Yesterday's results pointed to a solid year, but they also reflected how strongly both stocks and bonds have rebounded following the collapse of Lehman Brothers in late 2008.
The average return of CPFIS-included funds, unit trusts and investment-linked insurance products (ILPs) rose 38.62 per cent last year compared with the figure in same period a year ago.
CPFIS-included unit trusts advanced 40.75 per cent for the year ended Dec 31, according to Lipper, the funds tracking company under the CPF Board's guidelines.
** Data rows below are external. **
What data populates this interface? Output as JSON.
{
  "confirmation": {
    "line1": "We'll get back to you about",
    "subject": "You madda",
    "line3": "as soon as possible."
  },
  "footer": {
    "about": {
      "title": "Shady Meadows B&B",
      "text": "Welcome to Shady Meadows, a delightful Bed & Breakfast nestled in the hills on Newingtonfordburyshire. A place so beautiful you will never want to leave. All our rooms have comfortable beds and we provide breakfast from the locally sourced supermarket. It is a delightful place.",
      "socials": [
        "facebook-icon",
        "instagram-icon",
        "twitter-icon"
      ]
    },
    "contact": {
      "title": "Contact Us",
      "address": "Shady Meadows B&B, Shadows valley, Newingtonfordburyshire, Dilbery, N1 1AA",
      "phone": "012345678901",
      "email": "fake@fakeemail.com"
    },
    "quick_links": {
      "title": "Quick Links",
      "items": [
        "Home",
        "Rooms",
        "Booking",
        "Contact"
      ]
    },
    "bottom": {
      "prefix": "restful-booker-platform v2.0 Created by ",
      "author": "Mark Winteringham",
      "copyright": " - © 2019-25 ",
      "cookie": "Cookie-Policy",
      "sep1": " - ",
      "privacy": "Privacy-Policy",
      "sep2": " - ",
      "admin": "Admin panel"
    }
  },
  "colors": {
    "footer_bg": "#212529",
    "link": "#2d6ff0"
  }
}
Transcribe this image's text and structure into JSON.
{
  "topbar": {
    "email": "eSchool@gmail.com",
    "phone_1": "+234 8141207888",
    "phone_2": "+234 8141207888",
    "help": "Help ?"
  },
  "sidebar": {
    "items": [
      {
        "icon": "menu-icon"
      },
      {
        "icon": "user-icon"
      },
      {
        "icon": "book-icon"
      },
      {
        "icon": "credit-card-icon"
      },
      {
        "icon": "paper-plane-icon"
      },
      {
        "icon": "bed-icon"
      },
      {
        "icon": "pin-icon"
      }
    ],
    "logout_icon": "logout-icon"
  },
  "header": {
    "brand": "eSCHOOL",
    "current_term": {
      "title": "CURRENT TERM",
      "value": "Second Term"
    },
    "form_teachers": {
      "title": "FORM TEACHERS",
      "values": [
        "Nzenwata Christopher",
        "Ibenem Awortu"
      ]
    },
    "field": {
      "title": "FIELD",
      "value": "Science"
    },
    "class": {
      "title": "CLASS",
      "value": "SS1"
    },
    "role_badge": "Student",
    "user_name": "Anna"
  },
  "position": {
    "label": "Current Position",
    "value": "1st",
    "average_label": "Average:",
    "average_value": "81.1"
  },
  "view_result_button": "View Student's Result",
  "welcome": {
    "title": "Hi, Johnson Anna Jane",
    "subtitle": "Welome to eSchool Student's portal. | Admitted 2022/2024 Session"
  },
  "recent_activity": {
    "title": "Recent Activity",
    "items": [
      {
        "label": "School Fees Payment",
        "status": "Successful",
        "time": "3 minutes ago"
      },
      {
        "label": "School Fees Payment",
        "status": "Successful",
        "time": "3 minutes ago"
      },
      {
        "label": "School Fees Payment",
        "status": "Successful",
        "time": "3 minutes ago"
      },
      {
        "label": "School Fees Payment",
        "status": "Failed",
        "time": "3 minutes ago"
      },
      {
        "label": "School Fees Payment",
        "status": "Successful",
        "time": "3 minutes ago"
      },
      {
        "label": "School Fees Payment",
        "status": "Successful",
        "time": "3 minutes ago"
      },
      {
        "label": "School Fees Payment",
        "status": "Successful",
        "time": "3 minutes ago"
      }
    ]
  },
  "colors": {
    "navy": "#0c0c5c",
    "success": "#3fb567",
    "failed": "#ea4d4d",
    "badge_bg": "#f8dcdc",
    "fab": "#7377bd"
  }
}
ILPs gained 36.66 per cent on average over the same period.
'In a year that saw consistently bullish equities for the bulk of three of its most recent quarters, it comes as no surprise that equity offerings among both CPFIS unit trusts and ILPs posted spectacular gains,' said Lipper's research analyst for Asean, Mr Rajeev Baddepudi.
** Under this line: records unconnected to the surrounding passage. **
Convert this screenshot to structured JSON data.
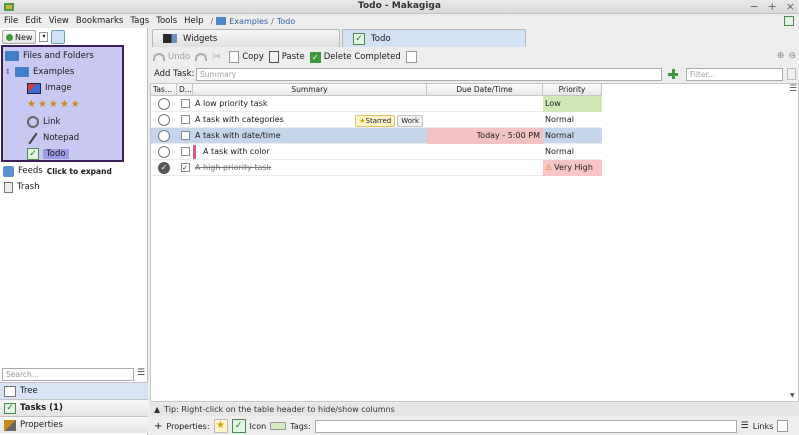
{
  "window": {
    "title": "Todo - Makagiga",
    "controls": [
      "−",
      "+",
      "×"
    ]
  },
  "menu": {
    "items": [
      "File",
      "Edit",
      "View",
      "Bookmarks",
      "Tags",
      "Tools",
      "Help"
    ],
    "breadcrumb": {
      "sep": "/",
      "items": [
        "Examples",
        "Todo"
      ]
    }
  },
  "left": {
    "new_label": "New",
    "tree": {
      "root": "Files and Folders",
      "folder": "Examples",
      "items": [
        "Image",
        "Link",
        "Notepad",
        "Todo"
      ],
      "rating_stars": "★★★★★",
      "expander": "↕"
    },
    "feeds": {
      "label": "Feeds",
      "hint": "Click to expand"
    },
    "trash": "Trash",
    "search_placeholder": "Search...",
    "accordion": [
      "Tree",
      "Tasks (1)",
      "Properties"
    ]
  },
  "tabs": [
    "Widgets",
    "Todo"
  ],
  "toolbar": {
    "undo": "Undo",
    "copy": "Copy",
    "paste": "Paste",
    "delete_completed": "Delete Completed"
  },
  "add_task": {
    "label": "Add Task:",
    "placeholder": "Summary",
    "filter_placeholder": "Filter..."
  },
  "table": {
    "headers": [
      "Tas...",
      "D...",
      "Summary",
      "Due Date/Time",
      "Priority"
    ],
    "rows": [
      {
        "summary": "A low priority task",
        "tags": [],
        "due": "",
        "priority": "Low",
        "done": false,
        "checked": false
      },
      {
        "summary": "A task with categories",
        "tags": [
          "Starred",
          "Work"
        ],
        "due": "",
        "priority": "Normal",
        "done": false,
        "checked": false
      },
      {
        "summary": "A task with date/time",
        "tags": [],
        "due": "Today - 5:00 PM",
        "priority": "Normal",
        "done": false,
        "checked": false
      },
      {
        "summary": "A task with color",
        "tags": [],
        "due": "",
        "priority": "Normal",
        "done": false,
        "checked": false
      },
      {
        "summary": "A high priority task",
        "tags": [],
        "due": "",
        "priority": "Very High",
        "done": true,
        "checked": true
      }
    ]
  },
  "tip": "Tip: Right-click on the table header to hide/show columns",
  "properties_bar": {
    "label": "Properties:",
    "icon_label": "Icon",
    "tags_label": "Tags:",
    "links_label": "Links"
  },
  "colors": {
    "selection": "#c5d6ec",
    "tree_highlight": "#c8c8f2",
    "low_priority": "#cfe8b4",
    "very_high_priority": "#f8c6c6",
    "due_today": "#f3c2c2"
  }
}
'Of the positive and quarterly-incremental net inflows into the region last year, which were to the tune of $2.33 billion, over 58 per cent went into equity fund offerings, and 82 per cent of those were offerings allocating to the Asia-Pacific.'
However, for the three-year period to December, CPFIS-included funds were still in the red - registering a negative 6.64 per cent growth on average.
This was accounted for by a loss of 8.43 per cent on average from CPFIS-included unit trusts and an average loss of 5.12 per cent from CPFIS-included ILPs.